Terminator: Dark Fate Review - 5 Ups & 5 Downs
4. The Derivative, CGI-Heavy Action Sequences
Despite Tim Miller proving himself a solid action director on the first Deadpool, his penchant for cartoonish action is completely wasted on a Terminator movie, and the result is a wealth of weightless, unconvincing, CGI-slathered robot-smashing mayhem that doesn't raise the pulse a single beat.
What do the two best Terminator films have in common? They focused on the human, practical thrill of the chase, and even if T2 was a mega-budget effects extravaganza for its day, Cameron knew to root the action in tangible, real filmmaking elements.

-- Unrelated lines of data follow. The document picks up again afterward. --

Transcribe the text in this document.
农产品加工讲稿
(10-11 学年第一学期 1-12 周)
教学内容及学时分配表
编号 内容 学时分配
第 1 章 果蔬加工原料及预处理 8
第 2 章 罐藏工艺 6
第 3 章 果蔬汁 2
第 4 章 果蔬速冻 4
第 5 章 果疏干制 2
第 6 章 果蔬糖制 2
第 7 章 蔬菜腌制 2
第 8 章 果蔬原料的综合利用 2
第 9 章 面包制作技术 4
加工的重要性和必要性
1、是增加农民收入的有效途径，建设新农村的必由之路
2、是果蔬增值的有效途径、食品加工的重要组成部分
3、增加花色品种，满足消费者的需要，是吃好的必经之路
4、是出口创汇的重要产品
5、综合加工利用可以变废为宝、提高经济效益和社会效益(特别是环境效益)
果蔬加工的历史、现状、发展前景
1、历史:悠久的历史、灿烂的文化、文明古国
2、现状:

Dark Fate's set pieces are overly reliant on blurry, silly-looking robotic acrobatics, as has basically been the case with every Terminator film since T2, but perhaps even more frustrating is how derivative they are of that film's action sequences.

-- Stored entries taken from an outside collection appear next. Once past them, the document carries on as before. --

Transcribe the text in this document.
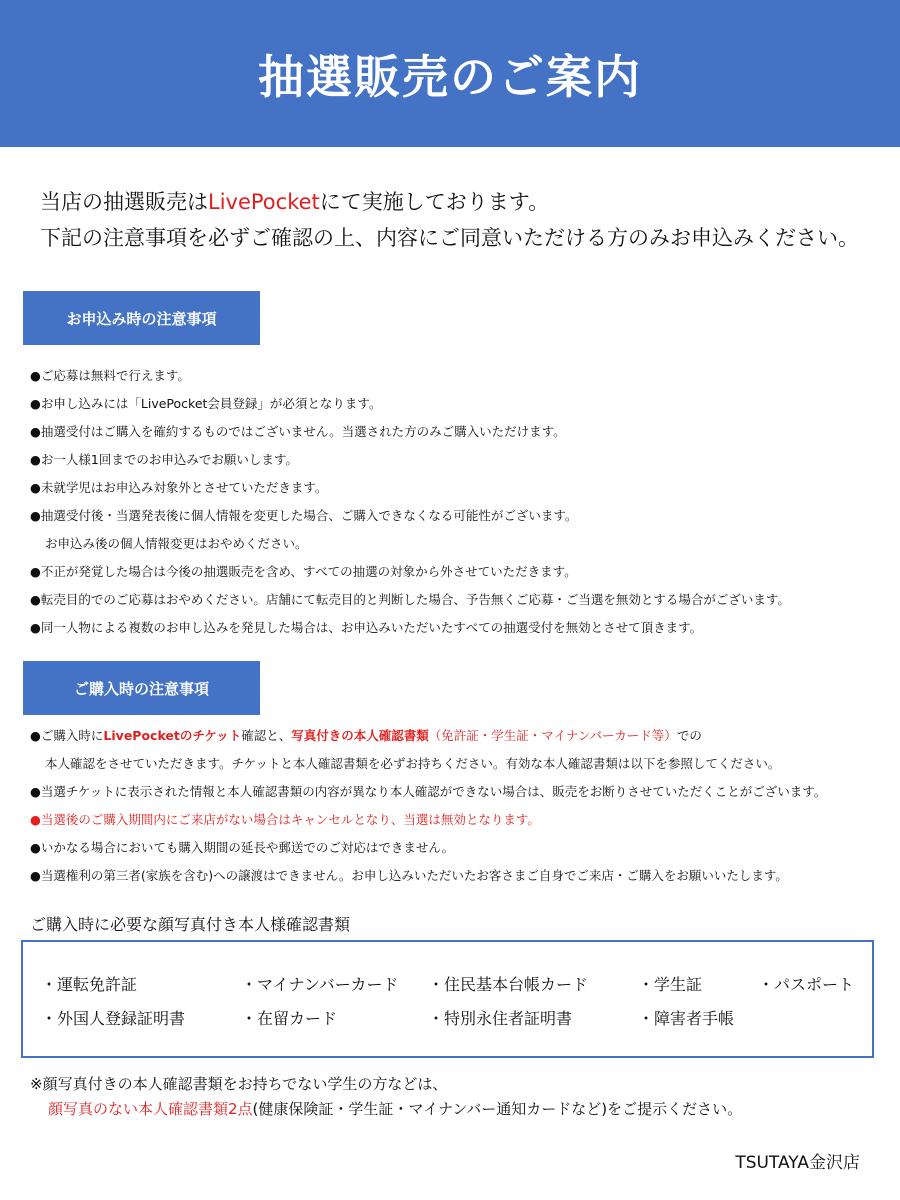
抽選販売のご案内

当店の抽選販売はLivePocketにて実施しております。

下記の注意事項を必ずご確認の上、内容にご同意いただける方のみお申込みください。

お申込み時の注意事項
●ご応募は無料で行えます。
●お申し込みには「LivePocket会員登録」が必須となります。
●抽選受付はご購入を確約するものではございません。当選された方のみご購入いただけます。
●お一人様1回までのお申込みでお願いします。
●未就学児はお申込み対象外とさせていただきます。
●抽選受付後・当選発表後に個人情報を変更した場合、ご購入できなくなる可能性がございます。
お申込み後の個人情報変更はおやめください。
●不正が発覚した場合は今後の抽選販売を含め、すべての抽選の対象から外させていただきます。
●転売目的でのご応募はおやめください。店舗にて転売目的と判断した場合、予告無くご応募・ご当選を無効とする場合がございます。
●同一人物による複数のお申し込みを発見した場合は、お申込みいただいたすべての抽選受付を無効とさせて頂きます。
ご購入時の注意事項
●ご購入時にLivePocketのチケット確認と、写真付きの本人確認書類（免許証・学生証・マイナンバーカード等）での
本人確認をさせていただきます。チケットと本人確認書類を必ずお持ちください。有効な本人確認書類は以下を参照してください。
●当選チケットに表示された情報と本人確認書類の内容が異なり本人確認ができない場合は、販売をお断りさせていただくことがございます。
●当選後のご購入期間内にご来店がない場合はキャンセルとなり、当選は無効となります。
●いかなる場合においても購入期間の延長や郵送でのご対応はできません。
●当選権利の第三者(家族を含む)への譲渡はできません。お申し込みいただいたお客さまご自身でご来店・ご購入をお願いいたします。
ご購入時に必要な顔写真付き本人様確認書類
・運転免許証	・マイナンバーカード ・住民基本台帳カード	・学生証	・パスポート
・外国人登録証明書	・在留カード	・特別永住者証明書	・障害者手帳

※顔写真付きの本人確認書類をお持ちでない学生の方などは、

顔写真のない本人確認書類2点(健康保険証・学生証・マイナンバー通知カードなど)をご提示ください。

TSUTAYA金沢店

Miller shamelessly "homages" several scenes from T2 with the same basic set-up and pay-off, and while he might think he's making cute nods to fans, it ultimately comes off as lazy as the film's very desire to rehash T2's core plot.
With its massive $200 million budget and talented director at the helm, Dark Fate could've revitalised the series' approach to kinetic action, but instead most of the mayhem just comes across as generic business-as-usual for the franchise.